The District Heights–Suitland Line, designated Route V12, is a daily bus route operated by the Washington Metropolitan Area Transit Authority between the Addison Road station of the Blue & Silver Lines of the Washington Metro and Suitland station of the Green Line of the Washington Metro. The line operates every 30–40 minutes on weekdays and 60 minutes on weekends. V12 trips are roughly 35 minutes long.

Background
Route V12 operates daily between Addison Road station and Suitland station connecting Capitol Heights, Coral Hills, Walker Mill, District Heights, Suitland neighborhoods to both stations. Route V12 currently operates out of Landover division.

History
Route V12 was created as a brand new Metrobus route by WMATA on December 3, 1978 to replace the former B12 Metrobus route that was discontinued. Unlike the B12 which operated between Federal Triangle in Downtown Washington D.C. (11th Street NW and E Street NW) & the Penn Mar Shopping Center, V12 would operate as part of the Pennsylvania Avenue-Maryland Line, between the newly opened Potomac Avenue station & Penn Mar Shopping Center, via Potomac Avenue, Pennsylvania Avenue, and Donnell Drive. The B12 former routing between the intersection of Potomac Avenue SE & Pennsylvania Avenue SE and Federal Triangle was replaced by the Pennsylvania Avenue Line (routes 32, 34, and 36).

1981 Changes
On January 4, 1981 two months after Addison Road station opened, route V12 was truncated to only operate between Potomac Avenue and Addison Road stations. The segment along Pennsylvania Avenue between Silver Hill Road and Penn Mar Shopping Center was replaced by the existing K12 and K19, and new routes V14, and V15. Route V11 was also discontinued on the same day. As a result of the change in V12's routing, V12 was renamed the Addison Road-Potomac Avenue Line.

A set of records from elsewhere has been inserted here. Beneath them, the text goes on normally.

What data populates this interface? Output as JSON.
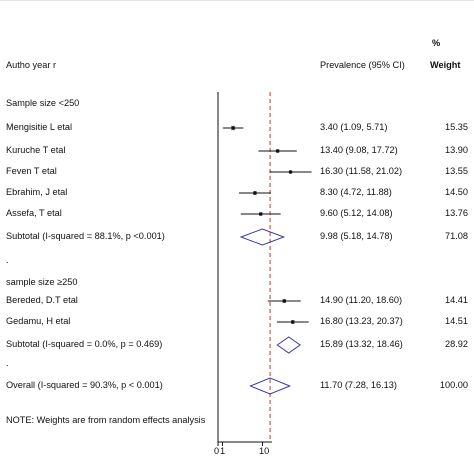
{
  "chart_data": {
    "type": "forest",
    "headers": {
      "study": "Autho year r",
      "estimate": "Prevalence (95% CI)",
      "weight_pct": "%",
      "weight": "Weight"
    },
    "axis": {
      "ticks": [
        "0",
        "1",
        "10"
      ],
      "reference_line": 11.7,
      "null_line": 0
    },
    "rows": [
      {
        "kind": "group",
        "label": "Sample size <250"
      },
      {
        "kind": "study",
        "label": "Mengisitie L etal",
        "est": 3.4,
        "lo": 1.09,
        "hi": 5.71,
        "ci": "3.40 (1.09, 5.71)",
        "weight": "15.35"
      },
      {
        "kind": "study",
        "label": "Kuruche T etal",
        "est": 13.4,
        "lo": 9.08,
        "hi": 17.72,
        "ci": "13.40 (9.08, 17.72)",
        "weight": "13.90"
      },
      {
        "kind": "study",
        "label": "Feven T  etal",
        "est": 16.3,
        "lo": 11.58,
        "hi": 21.02,
        "ci": "16.30 (11.58, 21.02)",
        "weight": "13.55"
      },
      {
        "kind": "study",
        "label": "Ebrahim, J etal",
        "est": 8.3,
        "lo": 4.72,
        "hi": 11.88,
        "ci": "8.30 (4.72, 11.88)",
        "weight": "14.50"
      },
      {
        "kind": "study",
        "label": "Assefa, T etal",
        "est": 9.6,
        "lo": 5.12,
        "hi": 14.08,
        "ci": "9.60 (5.12, 14.08)",
        "weight": "13.76"
      },
      {
        "kind": "subtotal",
        "label": "Subtotal  (I-squared = 88.1%, p <0.001)",
        "est": 9.98,
        "lo": 5.18,
        "hi": 14.78,
        "ci": "9.98 (5.18, 14.78)",
        "weight": "71.08"
      },
      {
        "kind": "blank",
        "label": "."
      },
      {
        "kind": "group",
        "label": "sample size ≥250"
      },
      {
        "kind": "study",
        "label": "Bereded, D.T etal",
        "est": 14.9,
        "lo": 11.2,
        "hi": 18.6,
        "ci": "14.90 (11.20, 18.60)",
        "weight": "14.41"
      },
      {
        "kind": "study",
        "label": "Gedamu, H etal",
        "est": 16.8,
        "lo": 13.23,
        "hi": 20.37,
        "ci": "16.80 (13.23, 20.37)",
        "weight": "14.51"
      },
      {
        "kind": "subtotal",
        "label": "Subtotal  (I-squared = 0.0%, p = 0.469)",
        "est": 15.89,
        "lo": 13.32,
        "hi": 18.46,
        "ci": "15.89 (13.32, 18.46)",
        "weight": "28.92"
      },
      {
        "kind": "blank",
        "label": "."
      },
      {
        "kind": "overall",
        "label": "Overall  (I-squared = 90.3%, p < 0.001)",
        "est": 11.7,
        "lo": 7.28,
        "hi": 16.13,
        "ci": "11.70 (7.28, 16.13)",
        "weight": "100.00"
      },
      {
        "kind": "blank",
        "label": ""
      },
      {
        "kind": "note",
        "label": "NOTE: Weights are from random effects analysis"
      }
    ],
    "colors": {
      "diamond": "#3a3aa0",
      "reference": "#c0392b",
      "ink": "#111111"
    }
  }
}
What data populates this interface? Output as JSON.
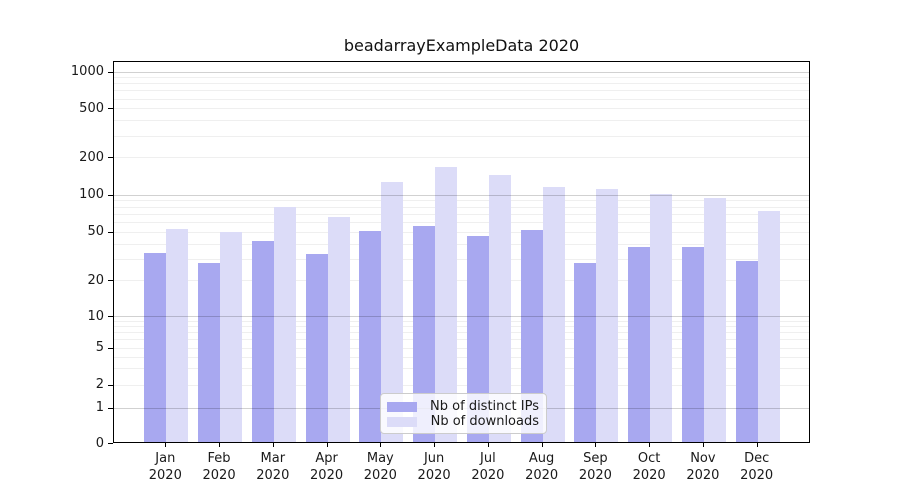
{
  "title": "beadarrayExampleData 2020",
  "chart_data": {
    "type": "bar",
    "title": "beadarrayExampleData 2020",
    "categories": [
      "Jan",
      "Feb",
      "Mar",
      "Apr",
      "May",
      "Jun",
      "Jul",
      "Aug",
      "Sep",
      "Oct",
      "Nov",
      "Dec"
    ],
    "x_year_label": "2020",
    "series": [
      {
        "name": "Nb of distinct IPs",
        "color": "#a8a8f0",
        "values": [
          33,
          27,
          41,
          32,
          50,
          55,
          45,
          51,
          27,
          37,
          37,
          28
        ]
      },
      {
        "name": "Nb of downloads",
        "color": "#dcdcf8",
        "values": [
          52,
          49,
          78,
          65,
          124,
          165,
          142,
          114,
          110,
          99,
          93,
          73
        ]
      }
    ],
    "yaxis": {
      "scale": "log-like (symlog)",
      "range": [
        0,
        1000
      ],
      "tick_labels": [
        "1000",
        "500",
        "200",
        "100",
        "50",
        "20",
        "10",
        "5",
        "2",
        "1",
        "0"
      ]
    },
    "xlabel": "",
    "ylabel": "",
    "grid": "horizontal major + minor log gridlines",
    "legend_position": "lower center"
  },
  "colors": {
    "background": "#ffffff",
    "bar_distinct_ips": "#a8a8f0",
    "bar_downloads": "#dcdcf8",
    "major_grid": "#c8c8c8",
    "minor_grid": "#efefef",
    "spine": "#000000",
    "text": "#1a1a1a"
  }
}
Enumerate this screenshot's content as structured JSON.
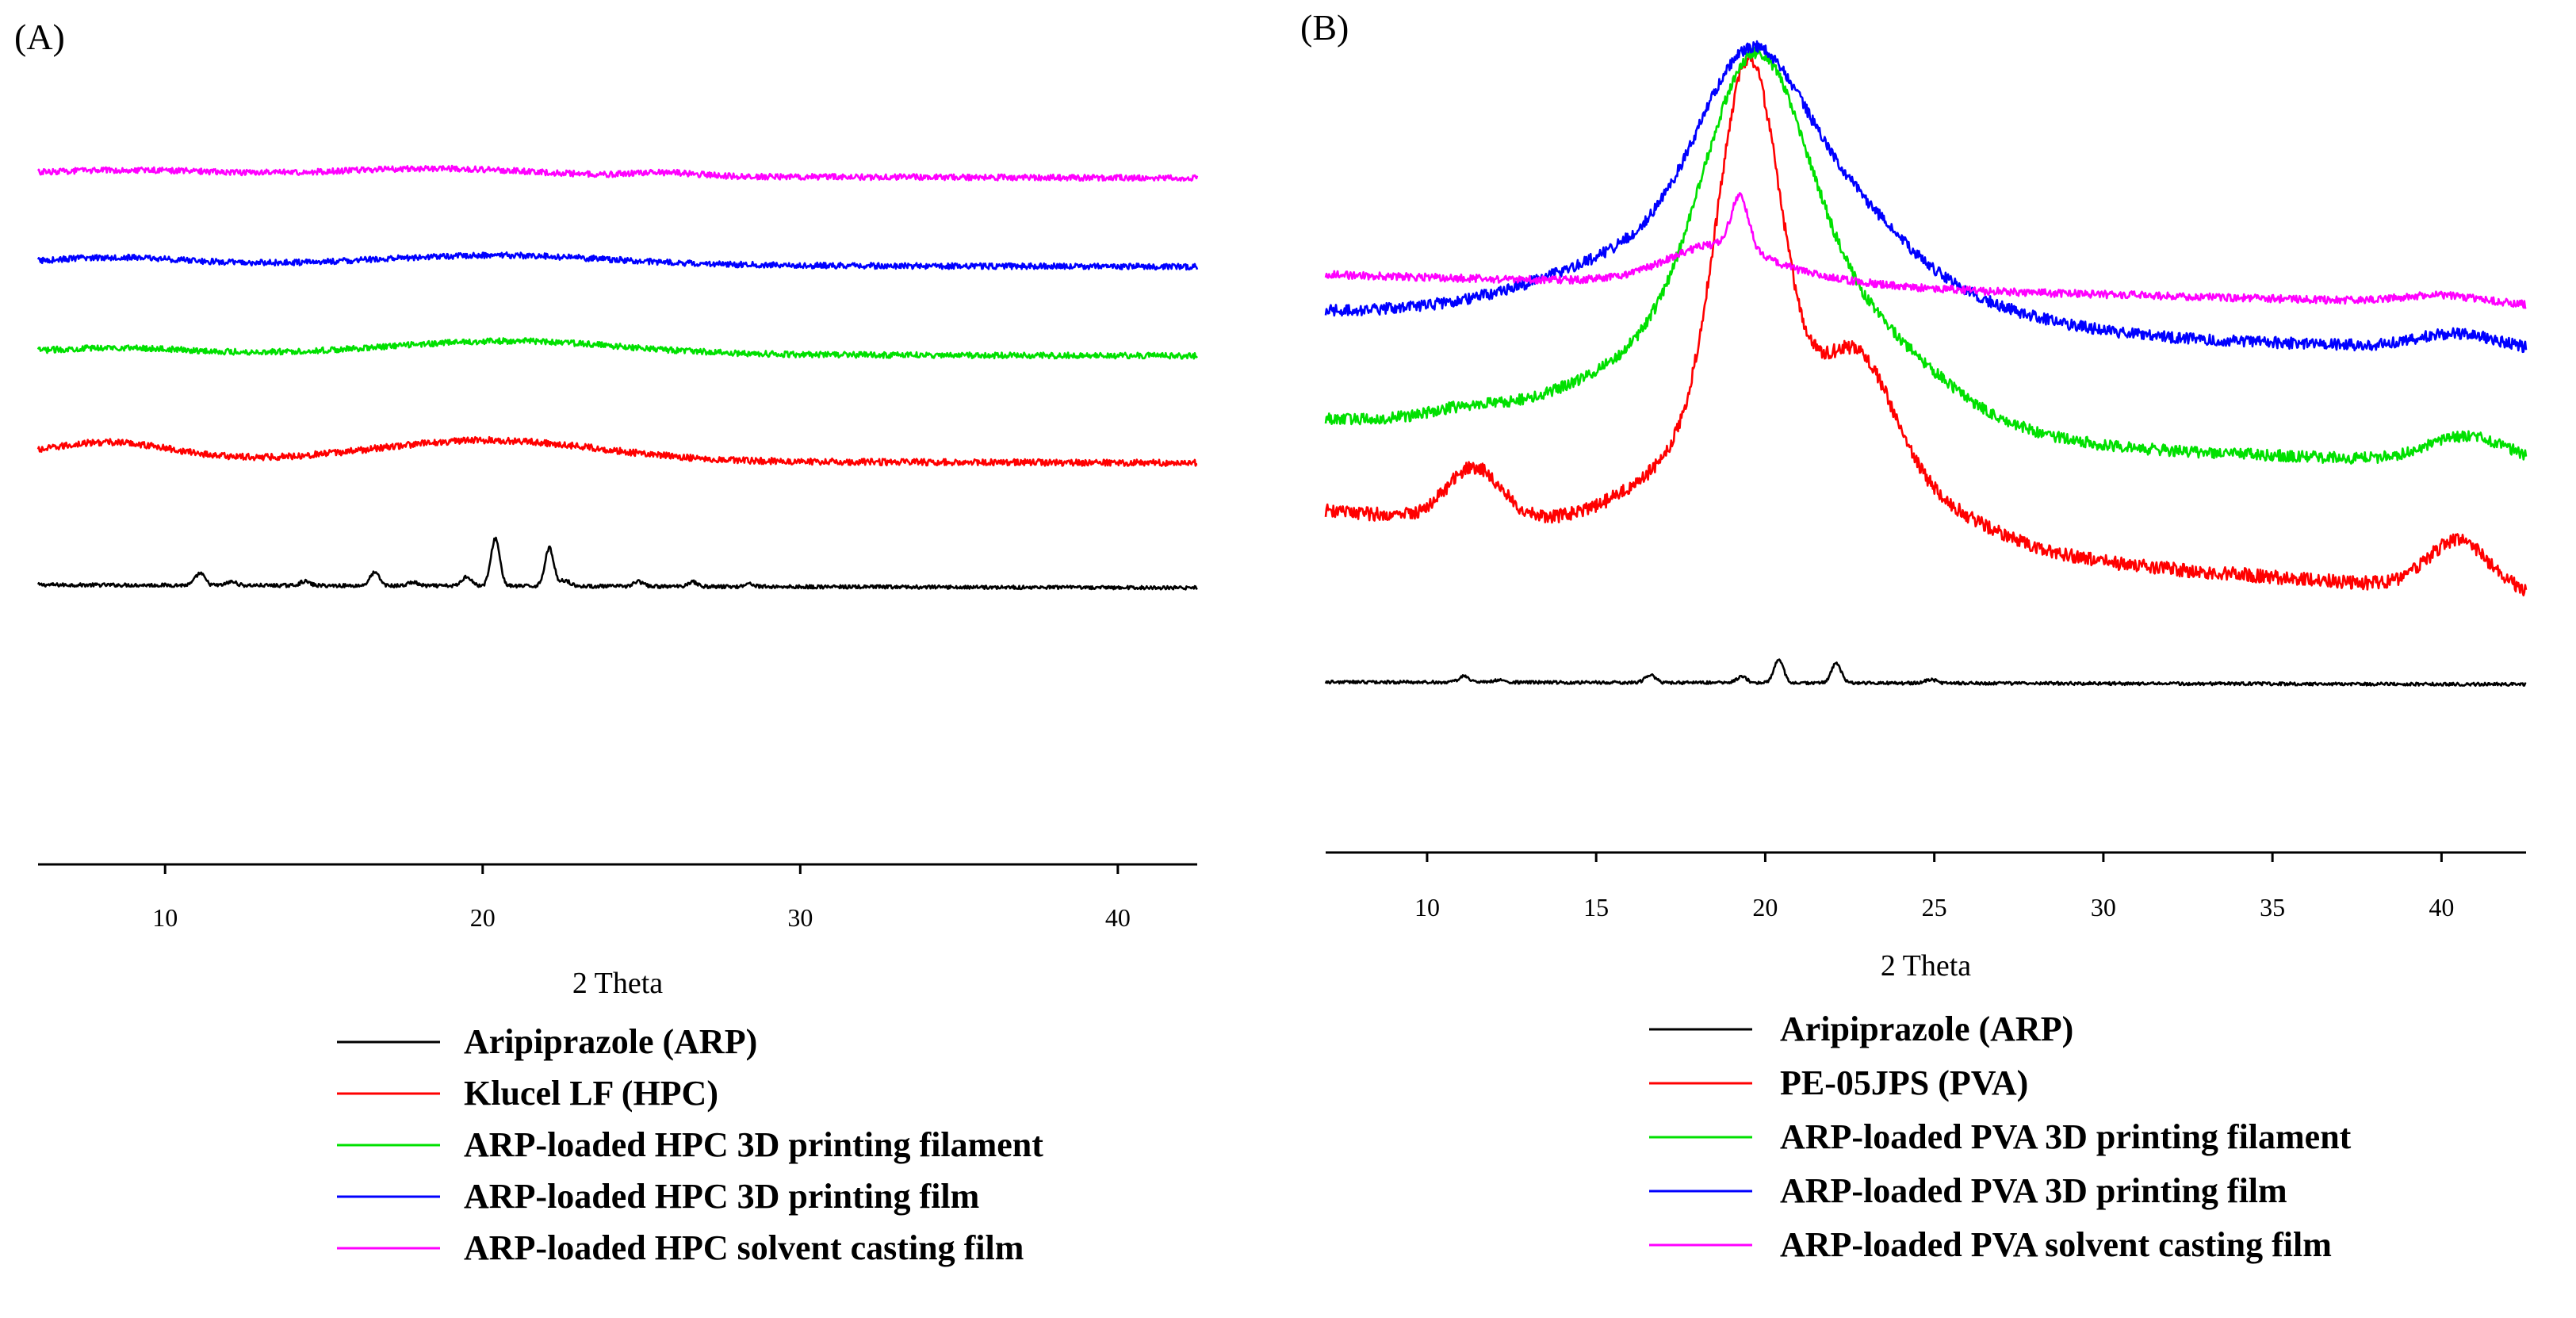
{
  "colors": {
    "arp": "#000000",
    "polymer": "#ff0000",
    "filament": "#00e000",
    "printfilm": "#0000ff",
    "castfilm": "#ff00ff"
  },
  "chart_data": [
    {
      "panel": "(A)",
      "type": "line",
      "xlabel": "2 Theta",
      "ylabel": "",
      "xlim": [
        6,
        42.5
      ],
      "ylim": [
        0,
        100
      ],
      "xticks": [
        10,
        20,
        30,
        40
      ],
      "grid": false,
      "legend": [
        {
          "key": "arp",
          "label": "Aripiprazole (ARP)"
        },
        {
          "key": "polymer",
          "label": "Klucel LF (HPC)"
        },
        {
          "key": "filament",
          "label": "ARP-loaded HPC 3D printing filament"
        },
        {
          "key": "printfilm",
          "label": "ARP-loaded HPC 3D printing film"
        },
        {
          "key": "castfilm",
          "label": "ARP-loaded HPC solvent casting film"
        }
      ],
      "series": [
        {
          "key": "arp",
          "name": "Aripiprazole (ARP)",
          "baseline": 23,
          "tilt": -0.5,
          "noise": 0.3,
          "peaks": [
            [
              11.1,
              2.0,
              0.15
            ],
            [
              12.1,
              0.6,
              0.15
            ],
            [
              14.4,
              0.7,
              0.15
            ],
            [
              16.6,
              2.2,
              0.15
            ],
            [
              17.8,
              0.6,
              0.15
            ],
            [
              19.5,
              1.6,
              0.15
            ],
            [
              20.4,
              8.0,
              0.14
            ],
            [
              22.1,
              6.4,
              0.14
            ],
            [
              22.6,
              1.0,
              0.15
            ],
            [
              24.9,
              0.8,
              0.15
            ],
            [
              26.6,
              0.8,
              0.15
            ],
            [
              28.4,
              0.5,
              0.15
            ]
          ]
        },
        {
          "key": "polymer",
          "name": "Klucel LF (HPC)",
          "baseline": 44,
          "tilt": -0.5,
          "noise": 0.55,
          "peaks": [
            [
              8.2,
              3.0,
              2.0
            ],
            [
              20.2,
              3.5,
              3.5
            ]
          ]
        },
        {
          "key": "filament",
          "name": "ARP-loaded HPC 3D printing filament",
          "baseline": 62,
          "tilt": -0.5,
          "noise": 0.5,
          "peaks": [
            [
              8.5,
              0.9,
              2.0
            ],
            [
              20.8,
              2.2,
              3.5
            ]
          ]
        },
        {
          "key": "printfilm",
          "name": "ARP-loaded HPC 3D printing film",
          "baseline": 77,
          "tilt": -0.5,
          "noise": 0.5,
          "peaks": [
            [
              8.5,
              1.1,
              2.0
            ],
            [
              20.5,
              1.6,
              3.5
            ]
          ]
        },
        {
          "key": "castfilm",
          "name": "ARP-loaded HPC solvent casting film",
          "baseline": 92,
          "tilt": -0.6,
          "noise": 0.5,
          "peaks": [
            [
              9.0,
              0.8,
              2.5
            ],
            [
              18.5,
              1.2,
              3.0
            ],
            [
              25.8,
              0.6,
              1.0
            ]
          ]
        }
      ]
    },
    {
      "panel": "(B)",
      "type": "line",
      "xlabel": "2 Theta",
      "ylabel": "",
      "xlim": [
        7,
        42.5
      ],
      "ylim": [
        0,
        100
      ],
      "xticks": [
        10,
        15,
        20,
        25,
        30,
        35,
        40
      ],
      "grid": false,
      "legend": [
        {
          "key": "arp",
          "label": "Aripiprazole (ARP)"
        },
        {
          "key": "polymer",
          "label": "PE-05JPS (PVA)"
        },
        {
          "key": "filament",
          "label": "ARP-loaded PVA 3D printing filament"
        },
        {
          "key": "printfilm",
          "label": "ARP-loaded PVA 3D printing film"
        },
        {
          "key": "castfilm",
          "label": "ARP-loaded PVA solvent casting film"
        }
      ],
      "series": [
        {
          "key": "arp",
          "name": "Aripiprazole (ARP)",
          "baseline": 12.5,
          "tilt": -0.3,
          "noise": 0.2,
          "peaks": [
            [
              11.1,
              0.8,
              0.15
            ],
            [
              12.1,
              0.3,
              0.15
            ],
            [
              16.6,
              1.0,
              0.15
            ],
            [
              19.3,
              0.8,
              0.15
            ],
            [
              20.4,
              3.0,
              0.14
            ],
            [
              22.1,
              2.6,
              0.14
            ],
            [
              24.9,
              0.5,
              0.15
            ]
          ]
        },
        {
          "key": "polymer",
          "name": "PE-05JPS (PVA)",
          "baseline": 35,
          "tilt": -11,
          "noise": 0.9,
          "peaks": [
            [
              11.4,
              7.0,
              0.8
            ],
            [
              19.5,
              46.0,
              0.9
            ],
            [
              19.5,
              13.0,
              2.6
            ],
            [
              22.8,
              12.0,
              1.0
            ],
            [
              22.8,
              8.0,
              3.0
            ],
            [
              40.5,
              6.5,
              0.9
            ]
          ]
        },
        {
          "key": "filament",
          "name": "ARP-loaded PVA 3D printing filament",
          "baseline": 47,
          "tilt": -6,
          "noise": 0.75,
          "peaks": [
            [
              11.0,
              1.0,
              1.0
            ],
            [
              19.7,
              34.0,
              1.5
            ],
            [
              19.7,
              15.0,
              4.0
            ],
            [
              23.0,
              5.0,
              2.0
            ],
            [
              40.8,
              3.5,
              1.2
            ]
          ]
        },
        {
          "key": "printfilm",
          "name": "ARP-loaded PVA 3D printing film",
          "baseline": 61,
          "tilt": -5,
          "noise": 0.75,
          "peaks": [
            [
              19.6,
              22.0,
              1.5
            ],
            [
              19.6,
              14.0,
              4.5
            ],
            [
              22.6,
              5.0,
              1.5
            ],
            [
              40.5,
              2.0,
              1.2
            ]
          ]
        },
        {
          "key": "castfilm",
          "name": "ARP-loaded PVA solvent casting film",
          "baseline": 66,
          "tilt": -4,
          "noise": 0.5,
          "peaks": [
            [
              18.5,
              4.0,
              1.4
            ],
            [
              19.25,
              7.0,
              0.25
            ],
            [
              20.0,
              1.5,
              2.5
            ],
            [
              40.0,
              1.0,
              1.2
            ]
          ]
        }
      ]
    }
  ]
}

New routes V14 and V15 would operate along the former V12 routing between Addison Road station and Penn Mar Shopping Center via the Coral Hills, District Heights, and Forestville neighborhoods, while also operating through Capitol Heights.

2001 Changes
On January 13, 2001 when Suitland station opened, the V12's routing was truncated even further to only operate between the Addison Road and Suitland stations. V12's routing between Addison Road and Potomac Avenue stations, was replaced by a new route V11 which would only operate on early Saturday morning trips prior to Metro's opening. As a result of these route changes, the Addison Road–Potomac Avenue Line, was renamed the District Heights–Suitland Line.

2007 Changes
On June 24, 2007, route V11 was discontinued as both the Blue & Orange Line trains began operating during the earlier times on Saturday mornings.

2014 Proposed Changes
In 2014, it was proposed for the P12 and V12 to swap routings between Addison Road station and the intersection of Addison Road and Walker Mill Road which will provide a more direct route for the P12 as the V12 is focused to become a neighborhood focused route. This was because swapping P12 and V12 routing on Wheeler Road and Shady Glen Drive will provide a more direct route for the P12 as the V12 is already designed to be a more neighborhood-focused service.

2015 Changes
On June 21, 2015 as part of Metro's "Better Bus Service" initiative, routes P12 and V12 swapped their routing between the intersection of Addison Road and Walker Mill Road and Addison Road station. Route P12 would operate along Addison Road while route V12 would operate along Shady Glen Drive, Walker Mill Road, and Central Avenue. Route P12 became a more direct route while route V12 a neighborhood-focused route.

2020 Proposed changes
On September 26, 2020, WMATA proposed to eliminate all route V12 Sunday service due to low federal funding. Route V12 has not operated on Sundays since March 15, 2020 due to Metro's response to the COVID-19 pandemic. However on March 14, 2021, route V12 Sunday service was restored.